Mit Gerichtsverfahren gegen islamistische Extremisten hat der Kosovo nach Makollis Angaben durchaus Erfahrung. Seit 2014 seien über 150 IS-Unterstützer verhaftet worden. Über 80 erhielten zum Teil hohe Haftstrafen.
Der arabische Faktor
Mehr als 95 Prozent der Kosovaren sind sunnitische Muslime. Traditionell folgen sie einem liberalen Islam, viele leben säkular. Doch nach dem Kosovo-Krieg 1999 wuchs der Einfluss konservativer Strömungen. Makolli macht dafür vor allem Saudi-Arabien und andere Golf-Staaten verantwortlich. Es habe die klare Absicht gegeben, "den Islam im Kosovo wiederzubeleben" und ihn über die Ausbildung von Imamen zu politisieren. Arabische Hilfsorganisationen hätten sich besonders auf die Arbeit mit Kindern gestürzt, betont der Terrorbekämpfer.

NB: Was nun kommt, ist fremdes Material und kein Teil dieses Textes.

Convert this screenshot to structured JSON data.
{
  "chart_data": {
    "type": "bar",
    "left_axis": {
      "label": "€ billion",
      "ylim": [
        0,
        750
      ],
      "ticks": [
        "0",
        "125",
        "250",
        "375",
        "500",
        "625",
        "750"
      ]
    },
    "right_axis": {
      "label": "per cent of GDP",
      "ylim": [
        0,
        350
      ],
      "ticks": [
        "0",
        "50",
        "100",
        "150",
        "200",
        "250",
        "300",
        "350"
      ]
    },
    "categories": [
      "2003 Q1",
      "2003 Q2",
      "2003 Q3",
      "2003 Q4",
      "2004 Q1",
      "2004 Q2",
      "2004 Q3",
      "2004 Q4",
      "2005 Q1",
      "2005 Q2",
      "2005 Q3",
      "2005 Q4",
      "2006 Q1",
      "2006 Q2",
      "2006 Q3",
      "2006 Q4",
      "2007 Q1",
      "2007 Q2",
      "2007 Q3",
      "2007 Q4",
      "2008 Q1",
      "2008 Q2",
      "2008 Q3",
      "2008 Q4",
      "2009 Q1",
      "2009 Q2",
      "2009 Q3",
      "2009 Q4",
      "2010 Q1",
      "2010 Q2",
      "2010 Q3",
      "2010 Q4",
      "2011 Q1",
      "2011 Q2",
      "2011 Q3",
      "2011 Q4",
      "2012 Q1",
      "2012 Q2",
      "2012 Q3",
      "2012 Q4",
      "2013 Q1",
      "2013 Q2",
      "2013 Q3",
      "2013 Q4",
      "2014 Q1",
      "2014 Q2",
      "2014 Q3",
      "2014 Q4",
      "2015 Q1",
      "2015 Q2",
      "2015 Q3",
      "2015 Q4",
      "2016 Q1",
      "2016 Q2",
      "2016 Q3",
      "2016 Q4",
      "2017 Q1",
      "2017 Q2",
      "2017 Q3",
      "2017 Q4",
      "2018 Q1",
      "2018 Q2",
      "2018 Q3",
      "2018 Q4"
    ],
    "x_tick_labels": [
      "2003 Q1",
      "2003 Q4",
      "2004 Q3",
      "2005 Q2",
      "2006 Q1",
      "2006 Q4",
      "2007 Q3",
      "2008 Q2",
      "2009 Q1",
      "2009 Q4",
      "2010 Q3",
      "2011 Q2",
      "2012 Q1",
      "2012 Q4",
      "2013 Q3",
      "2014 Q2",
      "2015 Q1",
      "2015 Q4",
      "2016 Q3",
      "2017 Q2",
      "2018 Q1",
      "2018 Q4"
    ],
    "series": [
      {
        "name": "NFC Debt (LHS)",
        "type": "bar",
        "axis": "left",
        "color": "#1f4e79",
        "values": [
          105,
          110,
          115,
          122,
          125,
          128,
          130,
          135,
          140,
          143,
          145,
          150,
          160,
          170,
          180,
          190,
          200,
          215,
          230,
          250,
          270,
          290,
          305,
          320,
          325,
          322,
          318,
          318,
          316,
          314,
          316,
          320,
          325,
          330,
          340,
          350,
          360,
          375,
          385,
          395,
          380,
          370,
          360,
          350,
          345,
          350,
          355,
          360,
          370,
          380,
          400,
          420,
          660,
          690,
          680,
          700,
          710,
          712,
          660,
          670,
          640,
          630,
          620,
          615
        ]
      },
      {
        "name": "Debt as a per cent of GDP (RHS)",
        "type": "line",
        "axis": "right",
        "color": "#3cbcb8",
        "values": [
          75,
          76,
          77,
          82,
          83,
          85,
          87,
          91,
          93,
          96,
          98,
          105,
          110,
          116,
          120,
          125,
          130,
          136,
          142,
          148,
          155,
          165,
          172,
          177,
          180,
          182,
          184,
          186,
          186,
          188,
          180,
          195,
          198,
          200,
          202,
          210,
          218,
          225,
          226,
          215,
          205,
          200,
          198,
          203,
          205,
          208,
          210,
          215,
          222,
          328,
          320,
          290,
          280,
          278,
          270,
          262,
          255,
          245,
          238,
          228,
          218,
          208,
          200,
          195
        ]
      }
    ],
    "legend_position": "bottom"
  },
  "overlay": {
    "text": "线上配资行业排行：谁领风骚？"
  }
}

Mitte der 2000er Jahre seien die Effekte der wahabitischen und salafistischen Ideologie sichtbar geworden: "Es gab auf einmal Probleme in den Familien. Da wollten Kinder auf einmal nicht mehr mit Frauen reden und weigerten sich, an Familienfesten teilzunehmen. Sie warfen ihren Eltern vor, keine echten Muslime zu sein. "
Die hohe Arbeitslosigkeit, die fehlenden Zukunftsperspektiven für die überwiegend junge Bevölkerung und die ausufernde Korruption taten ein Übriges: Kosovo wurde zum Radikalisierungsbrennpunkt.
Vorbild Kosovo?
Mensur Hoti, der kettenrauchende Direktor für die öffentliche Sicherheit, gibt zu, dass nicht alle Kosovaren von der Rückholaktion begeistert sind: "Aber es war der einzige Weg, mit dem Problem umzugehen. Diese Menschen sind unsere Bürger. Unsere Verfassung schreibt uns vor, uns um unsere Bürger zu kümmern – egal wo sie sind."

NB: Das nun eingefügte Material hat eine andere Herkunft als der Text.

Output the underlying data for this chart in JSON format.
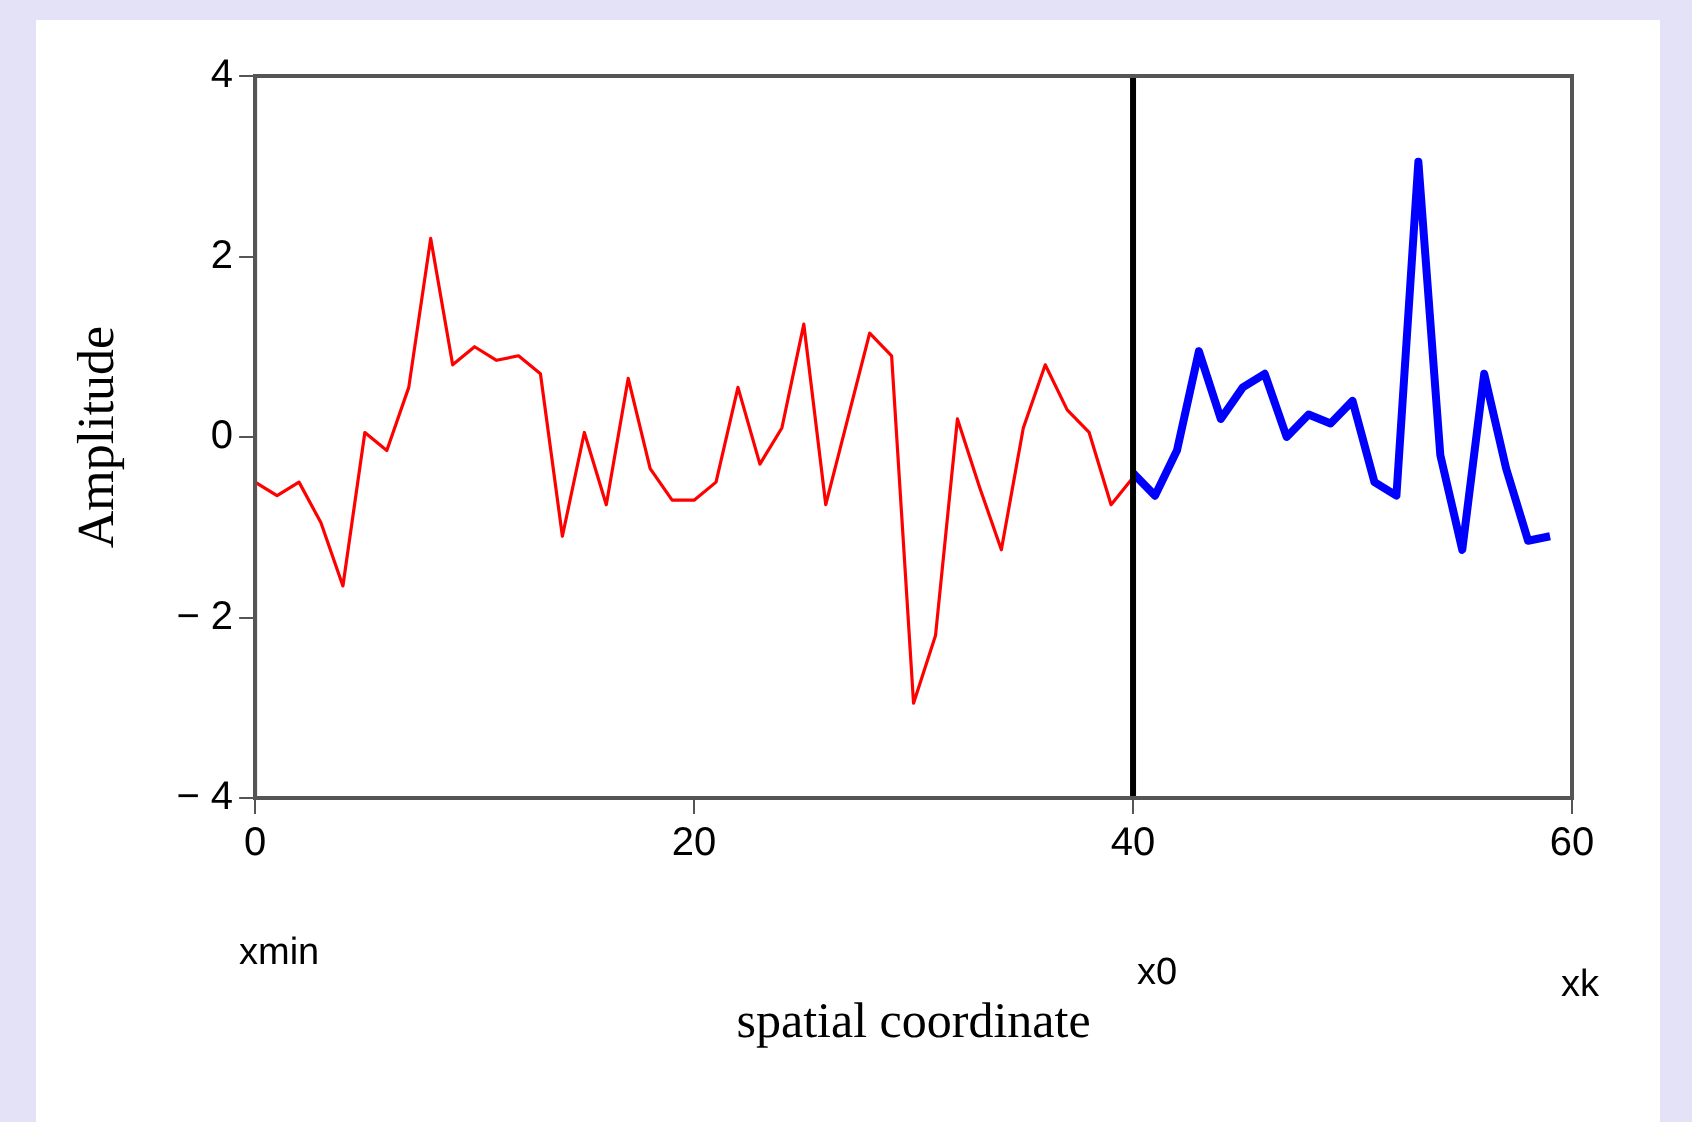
{
  "chart_data": {
    "type": "line",
    "xlabel": "spatial coordinate",
    "ylabel": "Amplitude",
    "xlim": [
      0,
      60
    ],
    "xticks": [
      0,
      20,
      40,
      60
    ],
    "ylim": [
      -4,
      4
    ],
    "yticks": [
      -4,
      -2,
      0,
      2,
      4
    ],
    "grid": false,
    "legend": false,
    "marker": "none",
    "line_style": "solid",
    "series": [
      {
        "color": "#ff0000",
        "x": [
          0,
          1,
          2,
          3,
          4,
          5,
          6,
          7,
          8,
          9,
          10,
          11,
          12,
          13,
          14,
          15,
          16,
          17,
          18,
          19,
          20,
          21,
          22,
          23,
          24,
          25,
          26,
          27,
          28,
          29,
          30,
          31,
          32,
          33,
          34,
          35,
          36,
          37,
          38,
          39,
          40
        ],
        "values": [
          -0.5,
          -0.65,
          -0.5,
          -0.95,
          -1.65,
          0.05,
          -0.15,
          0.55,
          2.2,
          0.8,
          1.0,
          0.85,
          0.9,
          0.7,
          -1.1,
          0.05,
          -0.75,
          0.65,
          -0.35,
          -0.7,
          -0.7,
          -0.5,
          0.55,
          -0.3,
          0.1,
          1.25,
          -0.75,
          0.2,
          1.15,
          0.9,
          -2.95,
          -2.2,
          0.2,
          -0.55,
          -1.25,
          0.1,
          0.8,
          0.3,
          0.05,
          -0.75,
          -0.45
        ]
      },
      {
        "color": "#0000ff",
        "x": [
          40,
          41,
          42,
          43,
          44,
          45,
          46,
          47,
          48,
          49,
          50,
          51,
          52,
          53,
          54,
          55,
          56,
          57,
          58,
          59
        ],
        "values": [
          -0.4,
          -0.65,
          -0.15,
          0.95,
          0.2,
          0.55,
          0.7,
          0.0,
          0.25,
          0.15,
          0.4,
          -0.5,
          -0.65,
          3.05,
          -0.2,
          -1.25,
          0.7,
          -0.35,
          -1.15,
          -1.1
        ]
      }
    ],
    "ref_lines": [
      {
        "axis": "x",
        "value": 40,
        "label": "x0",
        "color": "#000000"
      }
    ],
    "annotations": [
      "xmin",
      "xk"
    ]
  }
}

Die deutsche Position scheint entgegengesetzt zu sein. Das Außenministerium in Berlin zieht sich bis heute auf die Argumentation zurück, dass man weder zum Assad-Regime noch zu den Kurden im Norden Syriens diplomatische Verbindungen unterhalte. Deshalb könnten keine deutschen Staatsbürger zurückgeholt werden.

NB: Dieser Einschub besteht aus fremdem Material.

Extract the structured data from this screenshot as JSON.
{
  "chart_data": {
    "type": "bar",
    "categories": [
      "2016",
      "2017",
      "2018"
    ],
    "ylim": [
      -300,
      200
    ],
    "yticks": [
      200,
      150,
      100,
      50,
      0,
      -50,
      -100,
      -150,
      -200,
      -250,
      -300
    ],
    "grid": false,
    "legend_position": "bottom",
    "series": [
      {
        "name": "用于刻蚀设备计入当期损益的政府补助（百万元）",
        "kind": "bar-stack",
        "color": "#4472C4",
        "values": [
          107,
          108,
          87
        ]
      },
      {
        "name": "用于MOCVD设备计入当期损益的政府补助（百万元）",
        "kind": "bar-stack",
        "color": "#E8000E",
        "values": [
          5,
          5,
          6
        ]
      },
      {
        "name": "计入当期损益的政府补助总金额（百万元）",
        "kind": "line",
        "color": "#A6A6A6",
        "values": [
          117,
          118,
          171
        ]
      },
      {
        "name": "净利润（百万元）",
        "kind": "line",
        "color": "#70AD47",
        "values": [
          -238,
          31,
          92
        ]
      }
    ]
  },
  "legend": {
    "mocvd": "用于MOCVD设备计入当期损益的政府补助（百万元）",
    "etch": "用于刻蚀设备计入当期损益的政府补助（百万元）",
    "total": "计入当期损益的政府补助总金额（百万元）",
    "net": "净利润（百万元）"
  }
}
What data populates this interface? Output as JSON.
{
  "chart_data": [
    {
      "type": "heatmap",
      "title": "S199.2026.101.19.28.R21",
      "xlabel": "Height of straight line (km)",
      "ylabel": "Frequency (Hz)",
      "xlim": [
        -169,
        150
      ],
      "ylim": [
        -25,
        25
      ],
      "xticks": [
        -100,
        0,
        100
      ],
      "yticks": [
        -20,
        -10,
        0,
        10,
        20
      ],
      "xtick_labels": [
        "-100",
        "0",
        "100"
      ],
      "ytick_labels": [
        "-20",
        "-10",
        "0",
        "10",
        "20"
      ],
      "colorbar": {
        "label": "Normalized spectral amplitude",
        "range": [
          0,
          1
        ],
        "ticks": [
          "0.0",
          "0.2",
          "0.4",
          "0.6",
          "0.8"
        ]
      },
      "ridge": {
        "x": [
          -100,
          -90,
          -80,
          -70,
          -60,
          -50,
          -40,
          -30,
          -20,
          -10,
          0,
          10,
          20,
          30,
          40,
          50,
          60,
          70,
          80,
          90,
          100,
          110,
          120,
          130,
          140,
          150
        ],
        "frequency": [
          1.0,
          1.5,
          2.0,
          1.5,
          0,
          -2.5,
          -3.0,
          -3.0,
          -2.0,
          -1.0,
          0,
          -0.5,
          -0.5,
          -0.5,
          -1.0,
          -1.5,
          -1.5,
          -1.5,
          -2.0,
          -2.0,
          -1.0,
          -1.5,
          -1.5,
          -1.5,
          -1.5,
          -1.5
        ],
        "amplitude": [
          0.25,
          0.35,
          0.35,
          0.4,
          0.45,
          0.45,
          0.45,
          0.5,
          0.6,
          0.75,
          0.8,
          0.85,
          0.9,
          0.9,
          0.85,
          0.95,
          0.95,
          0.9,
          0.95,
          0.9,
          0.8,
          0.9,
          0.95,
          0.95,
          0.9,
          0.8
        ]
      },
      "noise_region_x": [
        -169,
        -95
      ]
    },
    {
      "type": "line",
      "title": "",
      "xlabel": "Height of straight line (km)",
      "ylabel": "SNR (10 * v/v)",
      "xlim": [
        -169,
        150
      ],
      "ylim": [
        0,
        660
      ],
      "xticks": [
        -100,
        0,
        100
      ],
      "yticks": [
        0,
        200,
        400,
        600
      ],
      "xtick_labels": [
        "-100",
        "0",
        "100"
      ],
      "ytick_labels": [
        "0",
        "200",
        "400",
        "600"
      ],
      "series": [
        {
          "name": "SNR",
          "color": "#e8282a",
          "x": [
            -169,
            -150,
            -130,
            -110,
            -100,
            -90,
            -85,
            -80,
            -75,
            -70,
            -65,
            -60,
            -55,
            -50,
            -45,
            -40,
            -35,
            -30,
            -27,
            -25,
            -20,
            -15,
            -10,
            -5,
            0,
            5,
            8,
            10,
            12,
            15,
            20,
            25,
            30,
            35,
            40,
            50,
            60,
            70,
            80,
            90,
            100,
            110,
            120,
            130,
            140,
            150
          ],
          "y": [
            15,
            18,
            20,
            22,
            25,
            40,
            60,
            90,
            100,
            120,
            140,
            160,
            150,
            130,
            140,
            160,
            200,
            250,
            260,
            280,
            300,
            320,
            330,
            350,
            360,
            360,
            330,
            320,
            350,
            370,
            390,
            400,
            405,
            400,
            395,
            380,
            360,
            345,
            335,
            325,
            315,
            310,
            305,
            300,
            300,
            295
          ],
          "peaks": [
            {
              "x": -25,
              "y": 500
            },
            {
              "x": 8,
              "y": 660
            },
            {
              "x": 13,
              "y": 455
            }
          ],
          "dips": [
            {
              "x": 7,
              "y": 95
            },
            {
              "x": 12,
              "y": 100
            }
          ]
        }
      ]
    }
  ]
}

Das sei für den Kosovo kein Problem gewesen, betont Hoti im Gespräch mit der DW. Wenn der politische Wille zur Rückholung da sei, könnten die logistischen Probleme gelöst werden.
So sehen es auch die USA, ohne deren Hilfe die kosovarische Rückholaktion wohl kaum möglich gewesen wäre. Die US-Regierung unter Präsident Trump drängt darauf, dass Europa seine Bürger zurücknimmt, um die Kurden von der Verantwortung zu entlasten. In der Pressemitteilung, die die US-Botschaft in Pristina nach der nächtlichen Geheimoperation am 20. April veröffentlichte, heißt es wörtlich: "Mit dieser Repatriierung hat der Kosovo ein wichtiges Beispiel für alle Mitglieder der globalen Anti-IS-Koalition und der internationalen Gemeinschaft gesetzt."